Mountain View

Like most cities in Silicon Valley, Mountain View owes its existence not to technology but agriculture. It wasn’t until the 1950s, hundreds of years after the first settlers arrived and decades past its heyday as the “Valley of the Heart’s Delight,” that technology companies came to the Santa Clara Valley to make their mark.

In Mountain View, Shockley Semiconductor was founded in 1956 by William Shockley. Others soon followed. Sleepy Mountain View, which entered the 1950s with a long history of agricultural success and a population of around 6,000 residents, grew by 370 percent during the decade. By 1960, the people of Mountain View, the new center for aerospace and electronics, were 30,889.

Mountain View has again doubled in size since then. Today it has 74,000 citizens living in nine separate districts. Technology still drives the city’s economy, with numerous upper-case names calling Mountain View home. The most significant of these is Google, which moved its headquarters to the former home of Silicon Graphics in 2003. The “Googleplex” employs over 20,000 and is looking to grow. Since 2010, Google has purchased 24 buildings in Mountain View.

The influence of Google, Symantec, Linked In, Intuit, and others on Mountain View cannot be overstated. For example, Mountain View’s downtown has undergone a complete overhaul in recent years. Beginning in 1990, Mountain View city leaders took a sharp turn from decades-old policies that had turned their town into what some were calling a “dormitory for high-tech workers,” transforming downtown into a pedestrian hub and a transit hub, thanks to CalTrain and light rail stations at the foot of Castro Street.

Downtown is now where you’ll find all manner of restaurants, shops, and lively pedestrian traffic. It’s where on Sundays you’ll find a farmers market and where, during the summer, Castro Street is closed to vehicles every Thursday night for Thursday Night Live, a community celebration with live music, children’s activities, and, at times, a classic car show.

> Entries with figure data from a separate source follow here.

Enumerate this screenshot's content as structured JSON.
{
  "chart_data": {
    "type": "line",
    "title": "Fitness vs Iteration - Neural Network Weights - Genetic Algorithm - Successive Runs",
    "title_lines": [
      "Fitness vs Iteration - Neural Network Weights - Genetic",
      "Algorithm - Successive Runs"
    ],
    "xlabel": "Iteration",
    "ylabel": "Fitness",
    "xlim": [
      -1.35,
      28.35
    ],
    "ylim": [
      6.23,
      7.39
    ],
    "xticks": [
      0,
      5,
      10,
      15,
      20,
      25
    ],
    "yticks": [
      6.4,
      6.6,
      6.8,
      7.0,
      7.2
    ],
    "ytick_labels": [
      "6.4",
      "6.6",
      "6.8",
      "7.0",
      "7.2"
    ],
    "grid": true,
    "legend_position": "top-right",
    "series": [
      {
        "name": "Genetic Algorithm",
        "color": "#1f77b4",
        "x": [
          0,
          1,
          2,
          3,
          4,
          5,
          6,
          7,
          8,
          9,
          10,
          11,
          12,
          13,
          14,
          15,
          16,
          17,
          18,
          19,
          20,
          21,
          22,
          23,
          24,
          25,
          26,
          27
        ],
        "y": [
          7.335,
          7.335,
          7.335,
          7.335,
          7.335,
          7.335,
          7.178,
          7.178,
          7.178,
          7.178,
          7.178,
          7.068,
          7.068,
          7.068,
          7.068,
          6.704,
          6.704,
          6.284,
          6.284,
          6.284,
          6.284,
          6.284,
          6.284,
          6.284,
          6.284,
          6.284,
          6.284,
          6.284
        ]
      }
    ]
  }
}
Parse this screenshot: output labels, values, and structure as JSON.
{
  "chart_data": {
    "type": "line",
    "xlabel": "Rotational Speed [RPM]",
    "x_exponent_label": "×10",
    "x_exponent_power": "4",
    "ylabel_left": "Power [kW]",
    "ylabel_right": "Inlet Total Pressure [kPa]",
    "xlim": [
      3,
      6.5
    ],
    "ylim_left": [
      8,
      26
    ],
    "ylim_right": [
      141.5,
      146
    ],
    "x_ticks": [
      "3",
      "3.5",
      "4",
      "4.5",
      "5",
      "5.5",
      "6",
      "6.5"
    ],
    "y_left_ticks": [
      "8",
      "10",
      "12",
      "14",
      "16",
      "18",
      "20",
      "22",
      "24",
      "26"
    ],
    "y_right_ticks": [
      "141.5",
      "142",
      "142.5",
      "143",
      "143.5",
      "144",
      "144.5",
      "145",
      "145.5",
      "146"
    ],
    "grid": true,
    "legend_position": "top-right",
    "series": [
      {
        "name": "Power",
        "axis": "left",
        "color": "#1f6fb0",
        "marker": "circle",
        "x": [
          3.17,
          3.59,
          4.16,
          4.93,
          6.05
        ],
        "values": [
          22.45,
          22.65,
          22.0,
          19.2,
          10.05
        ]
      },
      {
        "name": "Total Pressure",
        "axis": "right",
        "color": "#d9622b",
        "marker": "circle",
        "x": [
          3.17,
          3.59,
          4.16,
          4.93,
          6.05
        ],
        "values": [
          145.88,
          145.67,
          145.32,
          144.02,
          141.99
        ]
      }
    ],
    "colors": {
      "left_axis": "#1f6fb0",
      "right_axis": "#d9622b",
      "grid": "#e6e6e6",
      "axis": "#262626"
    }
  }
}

Once a year, downtown hosts a holiday tree lighting ceremony, and every September since 1971, it’s hosted the Mountain View Art & Wine Festival.

Downtown is surrounded by neighborhoods dating back to the early 1900s, classic Victorian and Arts & Crafts homes, and slight hints of the city’s agricultural past. West of El Camino Real, the streets lose their gridded pattern, settling into the curved lanes and cul-de-sacs of the 1950s and 60s suburbia. The city built these neighborhoods for the middle class, but they’ve become upper-middle-class as Mountain View’s status as a tech mecca has grown.

As that status grows, demand to live in Mountain View grows; recently, the city responded by creating a new neighborhood on top of the 55-acre former GTE Sylvania campus. Oriented around the VTA’s Whisman Station light rail stop, the Whisman neighborhood features condominiums, townhouses, single-family homes, community pools and center, and the Stevens Creek Trail, a 4.8-mile paved pedestrian and bicycle path that passes woodlands and tidal marshes on its way through town, all conveniently located for commuters and reasonably close to downtown.

While one of Mountain View’s most prominent landmarks, Moffit Federal Airfield, isn’t even in Mountain View, another, the newer landmark has grown up along something many people may not even know Mountain View has: its bayfront. Shoreline Park, Mountain View’s epicenter of recreation, with a 50-acre lake, a golf course, driving range, and vast network of trails including segments of the San Francisco Bay Trail, was once San Francisco’s landfill. In 1983, after years of transformation, it was reborn as a park. In 1986, the city added the Shoreline Amphitheater, one of the region’s biggest outdoor concert venues, to the park.

Also located in Shoreline Park is the Rengstorff House, the 1867 home of city pioneer Henry Rengstorff. Once left destitute, the Italianate mansion was restored and moved to Shoreline Park in 1991, where it’s open to the public as a museum. The house is a rare reminder of Mountain View’s roots, aptly placed less than a mile from the Googleplex, the present symbol for Mountain View, the quintessential Silicon Valley city.